Natürlich gibts auch die Leute, die denken, das gehe nur andere an. Die nicht den möglichen Tod sehen, sondern nur Zahlen. Aber auch denen kann ich sagen: Es trifft auch dich. In Zahlen: Zu 100 Prozent in den nächsten 80 Jahren.

Wo Religiöse den Vorteil haben, dass es für sie nach dem Tod irgendwie weitergeht, wenn sie den richtigen Deal eingehen (Himmel, Hölle, Wiedergeburt), ist es für uns Atheisten auch hier schwieriger.

Zack, fertig. Würmer und zurück in den Kreislauf der Natur.

tiger king
Joe Exotic ist der Protagonist der Netflix-Serie «Tiger King: Murder, Mayhem and Madness». - Dpa

Wir könnten also diese Zeit des totalen Unterbruchs dazu nutzen, uns zu fragen, was wir mit unserem Leben anfangen. Atheisten haben nur einen Wurf. Es gibt keine Entschuldigung, keinen zweiten Versuch, kein Alterssitz im nächsten Leben. Wir müssen es in diesem Leben richtig hinkriegen, wenn wir nicht in den letzten Minuten vor dem Tod, wenn unser ganzes Leben an uns vorbeizieht, «Shit!» denken wollen.

Wir könnten uns ja ein paar Minuten nehmen, um uns darauf zu besinnen, wie wir die uns verbleibende Zeit auf diesem ächzenden Planeten nutzen wollen. Wir müssen dazu keine Gutmenschen werden. Es reicht, wenn wir uns bemühen, heute ein besserer Mensch als gestern zu sein.

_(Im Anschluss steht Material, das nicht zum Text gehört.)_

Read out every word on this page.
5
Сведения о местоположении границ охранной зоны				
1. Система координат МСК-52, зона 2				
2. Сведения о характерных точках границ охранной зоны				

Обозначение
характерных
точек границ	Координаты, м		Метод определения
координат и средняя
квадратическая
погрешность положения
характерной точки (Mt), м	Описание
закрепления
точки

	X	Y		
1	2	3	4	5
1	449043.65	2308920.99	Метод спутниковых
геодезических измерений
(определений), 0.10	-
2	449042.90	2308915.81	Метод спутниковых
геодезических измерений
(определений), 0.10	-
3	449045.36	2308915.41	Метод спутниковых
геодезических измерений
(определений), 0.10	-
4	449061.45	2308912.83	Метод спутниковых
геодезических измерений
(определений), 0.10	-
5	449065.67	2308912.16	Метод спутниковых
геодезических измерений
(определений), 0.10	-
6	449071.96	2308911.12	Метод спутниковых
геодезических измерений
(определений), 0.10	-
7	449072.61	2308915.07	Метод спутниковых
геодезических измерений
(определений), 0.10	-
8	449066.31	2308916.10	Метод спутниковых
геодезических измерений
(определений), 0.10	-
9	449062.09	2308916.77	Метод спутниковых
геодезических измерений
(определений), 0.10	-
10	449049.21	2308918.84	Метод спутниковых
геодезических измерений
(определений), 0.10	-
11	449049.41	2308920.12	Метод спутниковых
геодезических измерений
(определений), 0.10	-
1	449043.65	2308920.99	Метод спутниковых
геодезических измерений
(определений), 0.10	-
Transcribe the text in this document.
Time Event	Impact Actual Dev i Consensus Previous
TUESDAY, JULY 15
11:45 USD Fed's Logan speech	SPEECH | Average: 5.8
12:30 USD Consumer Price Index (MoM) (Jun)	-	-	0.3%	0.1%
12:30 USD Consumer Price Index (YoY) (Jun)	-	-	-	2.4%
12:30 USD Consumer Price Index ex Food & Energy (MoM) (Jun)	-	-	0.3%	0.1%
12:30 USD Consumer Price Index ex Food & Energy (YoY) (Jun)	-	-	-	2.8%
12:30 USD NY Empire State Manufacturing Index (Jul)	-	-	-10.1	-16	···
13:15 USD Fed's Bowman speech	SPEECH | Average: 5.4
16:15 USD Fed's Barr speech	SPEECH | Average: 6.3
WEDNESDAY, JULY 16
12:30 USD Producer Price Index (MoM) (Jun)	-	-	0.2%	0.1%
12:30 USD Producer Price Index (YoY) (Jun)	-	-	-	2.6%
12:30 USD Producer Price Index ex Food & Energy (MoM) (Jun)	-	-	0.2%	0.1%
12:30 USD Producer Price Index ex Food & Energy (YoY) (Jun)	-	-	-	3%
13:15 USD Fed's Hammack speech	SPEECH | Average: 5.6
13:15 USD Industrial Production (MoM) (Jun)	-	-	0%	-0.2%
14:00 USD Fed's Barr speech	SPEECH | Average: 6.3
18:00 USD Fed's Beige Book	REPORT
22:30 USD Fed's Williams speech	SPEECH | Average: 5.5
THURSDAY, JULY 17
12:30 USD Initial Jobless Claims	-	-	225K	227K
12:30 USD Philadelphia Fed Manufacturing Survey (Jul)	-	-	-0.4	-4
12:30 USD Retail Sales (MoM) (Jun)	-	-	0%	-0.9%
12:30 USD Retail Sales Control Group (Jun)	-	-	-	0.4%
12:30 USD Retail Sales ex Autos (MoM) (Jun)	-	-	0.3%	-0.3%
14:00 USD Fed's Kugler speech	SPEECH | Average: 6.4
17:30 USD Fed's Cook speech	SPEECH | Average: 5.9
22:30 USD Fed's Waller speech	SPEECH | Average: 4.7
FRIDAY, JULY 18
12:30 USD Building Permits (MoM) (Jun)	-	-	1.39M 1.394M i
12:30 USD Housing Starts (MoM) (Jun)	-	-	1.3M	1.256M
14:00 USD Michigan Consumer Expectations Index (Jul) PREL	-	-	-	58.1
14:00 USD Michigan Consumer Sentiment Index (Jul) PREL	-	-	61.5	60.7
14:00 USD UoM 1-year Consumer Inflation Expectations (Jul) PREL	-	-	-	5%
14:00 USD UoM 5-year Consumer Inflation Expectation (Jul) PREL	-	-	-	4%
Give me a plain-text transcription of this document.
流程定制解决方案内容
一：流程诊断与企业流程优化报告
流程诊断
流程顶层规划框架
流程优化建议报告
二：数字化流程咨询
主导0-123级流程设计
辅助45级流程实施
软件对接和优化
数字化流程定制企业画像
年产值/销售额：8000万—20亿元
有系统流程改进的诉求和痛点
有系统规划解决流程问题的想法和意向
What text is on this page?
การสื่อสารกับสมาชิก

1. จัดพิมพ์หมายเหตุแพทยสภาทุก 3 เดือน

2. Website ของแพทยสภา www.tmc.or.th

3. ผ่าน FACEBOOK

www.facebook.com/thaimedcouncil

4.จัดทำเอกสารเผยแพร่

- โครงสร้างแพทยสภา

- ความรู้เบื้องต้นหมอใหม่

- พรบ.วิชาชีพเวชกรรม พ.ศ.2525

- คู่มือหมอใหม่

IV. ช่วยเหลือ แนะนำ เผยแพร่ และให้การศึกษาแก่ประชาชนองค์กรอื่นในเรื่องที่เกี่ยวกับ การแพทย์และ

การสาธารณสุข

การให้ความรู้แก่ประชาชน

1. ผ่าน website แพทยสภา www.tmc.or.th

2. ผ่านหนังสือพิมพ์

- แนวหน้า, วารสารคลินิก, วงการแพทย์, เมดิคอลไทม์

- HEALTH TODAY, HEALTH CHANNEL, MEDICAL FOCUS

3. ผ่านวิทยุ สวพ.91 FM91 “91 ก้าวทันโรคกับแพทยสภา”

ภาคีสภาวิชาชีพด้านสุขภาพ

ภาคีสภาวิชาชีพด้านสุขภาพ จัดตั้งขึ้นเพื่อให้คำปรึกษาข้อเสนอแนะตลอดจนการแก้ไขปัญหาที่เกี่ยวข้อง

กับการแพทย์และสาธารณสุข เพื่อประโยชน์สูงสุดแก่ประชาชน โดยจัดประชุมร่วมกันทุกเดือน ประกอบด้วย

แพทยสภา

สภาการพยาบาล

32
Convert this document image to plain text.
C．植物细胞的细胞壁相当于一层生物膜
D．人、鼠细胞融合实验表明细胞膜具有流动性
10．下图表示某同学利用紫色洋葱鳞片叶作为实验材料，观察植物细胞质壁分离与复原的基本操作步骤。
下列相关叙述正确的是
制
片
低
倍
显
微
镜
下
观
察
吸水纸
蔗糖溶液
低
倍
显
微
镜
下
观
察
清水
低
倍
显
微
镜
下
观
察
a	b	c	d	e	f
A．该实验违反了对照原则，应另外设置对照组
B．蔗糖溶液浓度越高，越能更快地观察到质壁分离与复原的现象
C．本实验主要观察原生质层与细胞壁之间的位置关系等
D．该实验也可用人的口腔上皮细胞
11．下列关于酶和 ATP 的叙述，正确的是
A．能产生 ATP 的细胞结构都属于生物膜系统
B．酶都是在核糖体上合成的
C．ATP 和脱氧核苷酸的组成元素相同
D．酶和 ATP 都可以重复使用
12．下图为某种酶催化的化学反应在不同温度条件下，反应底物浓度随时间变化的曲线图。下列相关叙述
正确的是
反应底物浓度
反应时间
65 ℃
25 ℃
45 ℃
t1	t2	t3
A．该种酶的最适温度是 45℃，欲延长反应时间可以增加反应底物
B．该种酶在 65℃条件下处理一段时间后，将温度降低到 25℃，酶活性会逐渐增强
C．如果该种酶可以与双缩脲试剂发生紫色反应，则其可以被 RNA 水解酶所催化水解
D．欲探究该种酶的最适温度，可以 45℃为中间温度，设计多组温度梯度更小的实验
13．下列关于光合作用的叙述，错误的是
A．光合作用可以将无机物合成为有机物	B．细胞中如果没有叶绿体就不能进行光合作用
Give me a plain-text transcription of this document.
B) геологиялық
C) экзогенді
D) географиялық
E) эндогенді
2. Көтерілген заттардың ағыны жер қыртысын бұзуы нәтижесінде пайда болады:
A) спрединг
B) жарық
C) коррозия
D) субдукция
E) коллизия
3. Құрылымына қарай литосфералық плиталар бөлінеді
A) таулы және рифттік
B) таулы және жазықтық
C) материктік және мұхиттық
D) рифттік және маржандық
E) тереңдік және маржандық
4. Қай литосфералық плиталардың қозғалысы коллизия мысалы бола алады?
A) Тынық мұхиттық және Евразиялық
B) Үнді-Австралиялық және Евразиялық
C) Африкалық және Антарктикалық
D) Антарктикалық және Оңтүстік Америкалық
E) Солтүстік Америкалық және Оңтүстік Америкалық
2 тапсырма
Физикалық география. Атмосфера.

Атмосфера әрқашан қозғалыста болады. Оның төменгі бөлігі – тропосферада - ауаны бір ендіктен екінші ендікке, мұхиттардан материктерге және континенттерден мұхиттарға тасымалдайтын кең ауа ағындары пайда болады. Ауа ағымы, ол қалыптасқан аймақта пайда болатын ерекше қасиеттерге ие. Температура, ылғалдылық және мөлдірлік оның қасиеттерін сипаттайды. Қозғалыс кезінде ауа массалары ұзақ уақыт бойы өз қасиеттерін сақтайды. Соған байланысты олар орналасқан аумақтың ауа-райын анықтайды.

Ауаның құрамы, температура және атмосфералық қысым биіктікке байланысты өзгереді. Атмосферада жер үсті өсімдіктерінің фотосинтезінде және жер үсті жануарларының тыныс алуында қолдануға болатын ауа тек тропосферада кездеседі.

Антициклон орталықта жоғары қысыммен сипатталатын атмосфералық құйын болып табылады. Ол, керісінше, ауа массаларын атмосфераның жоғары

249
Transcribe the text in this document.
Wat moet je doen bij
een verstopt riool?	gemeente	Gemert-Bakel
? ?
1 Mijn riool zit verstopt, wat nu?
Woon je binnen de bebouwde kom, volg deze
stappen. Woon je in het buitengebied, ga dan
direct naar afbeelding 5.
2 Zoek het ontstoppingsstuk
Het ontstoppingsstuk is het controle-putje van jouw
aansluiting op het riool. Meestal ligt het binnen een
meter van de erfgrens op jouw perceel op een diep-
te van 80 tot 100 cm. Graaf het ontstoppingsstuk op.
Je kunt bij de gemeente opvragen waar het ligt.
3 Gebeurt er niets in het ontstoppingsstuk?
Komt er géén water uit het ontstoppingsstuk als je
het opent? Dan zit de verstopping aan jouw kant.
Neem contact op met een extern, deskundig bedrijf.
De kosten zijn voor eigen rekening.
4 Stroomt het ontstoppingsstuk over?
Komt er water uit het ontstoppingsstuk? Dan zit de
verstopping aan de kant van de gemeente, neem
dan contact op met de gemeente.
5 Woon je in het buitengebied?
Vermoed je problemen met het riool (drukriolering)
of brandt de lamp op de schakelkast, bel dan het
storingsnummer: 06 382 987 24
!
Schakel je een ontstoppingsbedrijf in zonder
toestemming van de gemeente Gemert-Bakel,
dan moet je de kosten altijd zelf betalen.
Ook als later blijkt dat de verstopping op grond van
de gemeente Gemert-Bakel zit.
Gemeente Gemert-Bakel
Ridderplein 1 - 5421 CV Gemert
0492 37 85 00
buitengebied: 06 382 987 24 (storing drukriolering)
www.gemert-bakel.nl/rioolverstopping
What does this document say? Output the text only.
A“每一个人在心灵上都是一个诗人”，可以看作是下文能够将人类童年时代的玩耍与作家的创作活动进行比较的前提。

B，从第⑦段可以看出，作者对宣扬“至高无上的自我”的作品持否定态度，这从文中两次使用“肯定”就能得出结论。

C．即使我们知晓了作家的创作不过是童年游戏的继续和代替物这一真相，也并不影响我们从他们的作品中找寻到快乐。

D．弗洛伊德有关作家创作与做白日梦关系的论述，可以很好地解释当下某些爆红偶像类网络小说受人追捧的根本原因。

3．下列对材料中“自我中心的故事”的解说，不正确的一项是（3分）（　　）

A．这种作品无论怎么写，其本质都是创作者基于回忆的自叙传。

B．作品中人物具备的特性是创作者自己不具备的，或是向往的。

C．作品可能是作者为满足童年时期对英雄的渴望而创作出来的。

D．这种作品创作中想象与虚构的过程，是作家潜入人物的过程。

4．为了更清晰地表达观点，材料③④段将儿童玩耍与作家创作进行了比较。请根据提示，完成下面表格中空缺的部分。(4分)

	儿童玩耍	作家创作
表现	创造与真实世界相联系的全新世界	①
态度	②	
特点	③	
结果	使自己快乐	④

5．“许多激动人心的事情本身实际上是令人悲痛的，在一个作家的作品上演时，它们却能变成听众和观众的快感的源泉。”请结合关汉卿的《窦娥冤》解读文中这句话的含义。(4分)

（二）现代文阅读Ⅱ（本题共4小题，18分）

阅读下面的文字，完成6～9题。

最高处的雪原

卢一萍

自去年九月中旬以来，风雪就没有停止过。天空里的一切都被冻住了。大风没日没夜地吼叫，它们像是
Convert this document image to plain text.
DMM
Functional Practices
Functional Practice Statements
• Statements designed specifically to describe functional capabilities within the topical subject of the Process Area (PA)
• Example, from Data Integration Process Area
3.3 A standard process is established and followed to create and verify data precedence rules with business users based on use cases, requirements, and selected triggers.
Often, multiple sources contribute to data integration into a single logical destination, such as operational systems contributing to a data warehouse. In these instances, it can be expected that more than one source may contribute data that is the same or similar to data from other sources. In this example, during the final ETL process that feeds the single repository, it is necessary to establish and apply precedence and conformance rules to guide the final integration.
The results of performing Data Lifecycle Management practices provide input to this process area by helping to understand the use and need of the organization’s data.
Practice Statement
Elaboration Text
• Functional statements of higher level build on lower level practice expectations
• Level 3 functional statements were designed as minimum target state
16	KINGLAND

In diesem Sinne: Nehmen Sie sich ein paar Minuten, denken Sie darüber nach, wofür Sie dankbar sind, und ob Sie den Menschen mögen, den Sie im Spiegel sehen. Und was Sie sich von ihm für die Zukunft wünschen würden.

Schöne Ostern!

Zum Autor: Reda El Arbi ist 50-jährig, kommt aus Zürich und zog vor einigen Jahren nach Stein am Rhein. Grosse Bekanntheit erlangte er mit seinem Zürcher «Stadtblog» für den «Tagesanzeiger». El Arbi schreibt unverblümt, hat zu allem eine Meinung und polarisiert auch gern. Er ist verheiratet und lebt mit Frau und Hund in Stein am Rhein SH.